И в этот огненный хаос превратился тот самый маленький мир, в котором я благополучно прожил столько лет! Что случилось за последние семь часов, я так и не узнал. Не понимал я также, хотя понемногу уже начинал догадываться, что общего между механическими ходячими гигантами-машинами и неповоротливыми существами, выползавшими из цилиндра. Со странным чувством совершенно бескорыстного интереса я сдвинул рабочий стул к окну, сел и стал смотреть на черное поле и три гигантские черные фигуры, освещенные заревом, которые двигались около песчаных ям.
Они проявляли необыкновенную деятельность. Я спрашивал себя, что, собственно, это могло быть? Были ли эти машины сознательными? Нет, этого я не мог допустить. Или в каждом таком механизме сидел марсианин и управлял им, как мозг управляет человеческим телом? Я сравнивал эти машины с нашими и в первый раз задал себе вопрос, чем должны представляться животному наши паровозы и бронепоезда?

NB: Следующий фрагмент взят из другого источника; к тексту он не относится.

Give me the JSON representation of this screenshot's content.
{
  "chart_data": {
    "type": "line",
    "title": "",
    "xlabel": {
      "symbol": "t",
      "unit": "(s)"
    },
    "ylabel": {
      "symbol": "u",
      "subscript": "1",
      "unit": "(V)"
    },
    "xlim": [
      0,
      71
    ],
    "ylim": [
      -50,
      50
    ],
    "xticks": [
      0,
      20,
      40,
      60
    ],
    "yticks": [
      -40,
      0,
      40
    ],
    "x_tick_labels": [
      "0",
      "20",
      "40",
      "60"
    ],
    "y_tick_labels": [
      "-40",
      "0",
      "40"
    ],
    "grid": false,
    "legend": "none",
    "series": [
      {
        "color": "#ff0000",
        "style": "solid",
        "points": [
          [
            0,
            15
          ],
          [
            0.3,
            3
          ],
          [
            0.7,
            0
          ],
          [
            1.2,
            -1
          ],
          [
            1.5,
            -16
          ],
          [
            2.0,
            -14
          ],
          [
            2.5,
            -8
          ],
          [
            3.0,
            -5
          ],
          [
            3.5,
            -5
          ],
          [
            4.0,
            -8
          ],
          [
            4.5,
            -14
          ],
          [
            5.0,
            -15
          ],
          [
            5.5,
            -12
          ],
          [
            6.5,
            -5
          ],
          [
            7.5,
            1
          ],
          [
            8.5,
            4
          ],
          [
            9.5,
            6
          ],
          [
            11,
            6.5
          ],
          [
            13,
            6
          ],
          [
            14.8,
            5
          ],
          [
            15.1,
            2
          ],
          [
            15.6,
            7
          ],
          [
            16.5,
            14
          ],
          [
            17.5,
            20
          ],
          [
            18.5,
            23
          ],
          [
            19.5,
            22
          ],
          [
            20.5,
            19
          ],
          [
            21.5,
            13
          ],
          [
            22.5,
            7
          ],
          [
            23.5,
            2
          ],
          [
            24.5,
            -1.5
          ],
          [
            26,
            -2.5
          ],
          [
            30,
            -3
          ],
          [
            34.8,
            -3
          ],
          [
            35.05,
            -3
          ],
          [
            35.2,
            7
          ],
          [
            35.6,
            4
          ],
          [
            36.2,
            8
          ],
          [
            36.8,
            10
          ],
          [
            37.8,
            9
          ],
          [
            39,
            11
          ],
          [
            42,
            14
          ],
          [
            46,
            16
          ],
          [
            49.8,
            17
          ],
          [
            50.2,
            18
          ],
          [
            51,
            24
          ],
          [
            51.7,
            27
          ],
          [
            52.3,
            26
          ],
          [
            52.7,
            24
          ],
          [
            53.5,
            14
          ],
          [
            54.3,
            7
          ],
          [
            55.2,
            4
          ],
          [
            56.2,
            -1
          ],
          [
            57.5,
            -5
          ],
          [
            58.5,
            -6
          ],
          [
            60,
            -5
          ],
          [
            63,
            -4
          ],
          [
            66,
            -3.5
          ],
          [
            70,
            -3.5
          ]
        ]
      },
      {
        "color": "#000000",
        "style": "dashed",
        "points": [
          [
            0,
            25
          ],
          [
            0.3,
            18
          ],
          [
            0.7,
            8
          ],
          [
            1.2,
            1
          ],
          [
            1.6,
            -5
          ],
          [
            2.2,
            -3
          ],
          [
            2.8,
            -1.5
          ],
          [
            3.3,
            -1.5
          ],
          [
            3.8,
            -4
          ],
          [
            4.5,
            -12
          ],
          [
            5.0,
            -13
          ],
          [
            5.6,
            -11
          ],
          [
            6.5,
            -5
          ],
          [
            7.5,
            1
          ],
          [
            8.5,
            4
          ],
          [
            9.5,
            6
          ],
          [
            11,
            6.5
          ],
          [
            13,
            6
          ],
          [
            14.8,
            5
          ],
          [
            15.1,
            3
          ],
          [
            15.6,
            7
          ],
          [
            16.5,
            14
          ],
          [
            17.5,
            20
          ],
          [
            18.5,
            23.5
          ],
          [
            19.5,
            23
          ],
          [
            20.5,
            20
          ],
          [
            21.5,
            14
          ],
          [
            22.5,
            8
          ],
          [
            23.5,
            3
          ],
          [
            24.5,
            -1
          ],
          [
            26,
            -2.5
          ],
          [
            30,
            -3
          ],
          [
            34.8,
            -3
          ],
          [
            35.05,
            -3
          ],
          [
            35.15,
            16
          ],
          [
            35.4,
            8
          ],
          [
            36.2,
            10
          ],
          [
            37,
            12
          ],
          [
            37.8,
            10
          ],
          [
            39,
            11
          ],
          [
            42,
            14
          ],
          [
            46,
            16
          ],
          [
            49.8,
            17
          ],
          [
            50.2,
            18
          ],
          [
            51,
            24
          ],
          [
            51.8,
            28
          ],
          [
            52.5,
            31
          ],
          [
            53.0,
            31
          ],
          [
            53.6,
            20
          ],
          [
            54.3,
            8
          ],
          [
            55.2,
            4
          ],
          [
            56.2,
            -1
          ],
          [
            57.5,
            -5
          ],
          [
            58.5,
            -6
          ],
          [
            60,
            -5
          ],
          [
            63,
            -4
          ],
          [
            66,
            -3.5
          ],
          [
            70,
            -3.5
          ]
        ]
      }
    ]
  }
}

Буря улеглась, небо совершенно прояснилось. Высоко над пеленой дыма, застилавшего место пожара, едва заметно мерцала на западе светлая точка – планета Марс. Вдруг я услышал, как что-то зашуршало за оградой моего сада. Я разом очнулся от охватившей меня задумчивости и, заглянув в темноту, увидел человека, перелезавшего через решетку. При виде другого человеческого существа мое оцепенение прошло. Я высунулся в окно, радостно возбужденный.
– Кто там? – спросил я шепотом.
Сидя на ограде, человек замер в нерешимости. Потом соскочил в сад и… подошел к углу дома. Он шел согнувшись, тихонько, стараясь не производить шума.
– Кто вы? – спросил он тоже шепотом, остановившись под окном и глядя вверх.
– Куда вы идете? – спросил я.
– Не знаю.
– Вы хотите спрятаться?
– Да.
– Так входите, – сказал я.
Я сошел вниз, открыл дверь, впустил его и снова запер дверь. Лица его я не мог рассмотреть. Он был без шапки, и мундир его был расстегнут.
– Как ужасно! – вырвалось у него, когда он вошел.
– Что случилось? – спросил я.
– Чего только не случилось… – Мне было видно в темноте, как он в отчаянии махнул рукой. – Они стерли нас, просто стерли в порошок!
И он повторил это несколько раз.
Почти механически незнакомец последовал за мной в столовую.
– Выпейте немного виски, – сказал я, наливая ему изрядную порцию.
Он выпил. Потом сел за стол, уронил голову на руки и вдруг отчаянно зарыдал, громко всхлипывая, как дитя. Совершенно позабыв о своем собственном недавнем ощущении полной безнадежности, я стоял над ним, недоумевая и удивляясь.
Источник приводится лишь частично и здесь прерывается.